On January 26, 2022

State adopts rules for new Americans’ licensure in professional fields

Sec. of State Jim Condos announced Jan. 19 that the Office of Professional Regulation’s (OPR) has adopted foreign credentialing rules, which create a pathway for foreign-trained individuals to become licensed in their field in Vermont. The new rules became effective Nov. 19 and come in response to an identified barrier to licensure faced by many new Americans and refugees.

“The foreign credentialing process is a more efficient way of getting qualified professionals with foreign experience into the Vermont workforce, while maintaining public protection” said Condos. “This new process aligns with our office’s broader goal of reducing unnecessary barriers to occupational licensing. Expediting the verification of licensure requirements is important in supporting Vermont’s workforce, and in these unprecedented times it is essential in helping to resolve the significant shortages that we are currently seeing in nursing and other healthcare professions.”
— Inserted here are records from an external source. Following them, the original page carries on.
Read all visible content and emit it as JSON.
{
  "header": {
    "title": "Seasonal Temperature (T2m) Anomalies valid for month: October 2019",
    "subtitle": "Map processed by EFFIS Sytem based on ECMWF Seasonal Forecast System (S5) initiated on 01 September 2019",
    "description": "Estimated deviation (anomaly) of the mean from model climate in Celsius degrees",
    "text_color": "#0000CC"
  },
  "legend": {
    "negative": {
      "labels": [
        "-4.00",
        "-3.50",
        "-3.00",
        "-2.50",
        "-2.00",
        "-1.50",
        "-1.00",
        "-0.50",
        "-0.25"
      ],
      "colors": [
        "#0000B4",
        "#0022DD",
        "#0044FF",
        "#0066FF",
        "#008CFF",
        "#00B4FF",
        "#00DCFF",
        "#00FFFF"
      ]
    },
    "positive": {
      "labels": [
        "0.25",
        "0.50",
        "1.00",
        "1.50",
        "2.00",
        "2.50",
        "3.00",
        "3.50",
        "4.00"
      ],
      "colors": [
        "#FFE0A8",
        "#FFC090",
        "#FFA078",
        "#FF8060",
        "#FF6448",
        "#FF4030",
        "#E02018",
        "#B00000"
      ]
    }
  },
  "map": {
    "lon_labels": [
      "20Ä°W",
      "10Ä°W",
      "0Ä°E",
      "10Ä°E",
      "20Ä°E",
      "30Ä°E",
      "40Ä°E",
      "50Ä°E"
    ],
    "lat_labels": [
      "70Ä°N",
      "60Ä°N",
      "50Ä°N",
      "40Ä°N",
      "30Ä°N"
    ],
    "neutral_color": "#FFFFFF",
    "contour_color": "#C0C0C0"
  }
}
Through the new process, individuals who obtained their professional license or experience outside the U.S. will get a determination of equivalency from an external credential evaluation service. If the evaluation determines the person’s foreign work experience, education, training, and exams are equivalent to what is required for a Vermont license, a report goes directly to OPR who notifies the applicant to apply for endorsement.

Licensure by endorsement is a streamlined path to licensure in lieu of the traditional licensing path, which can be more time-consuming and costly and often includes formal education, training, and examinations which the foreign trained applicant may already have.

“We recognize the location of one’s past professional experience alone should not be a barrier to licensure in our state,” said OPR Director Lauren Hibbert. “Although OPR is not resourced to evaluate foreign educational and training programs for each of the 50 professions regulated by our Office, we are confident this process of utilizing third-party evaluators will make it easier and more efficient for New Americans, refugees, and other individuals with experience outside of the U.S. to work in their chosen field in Vermont.”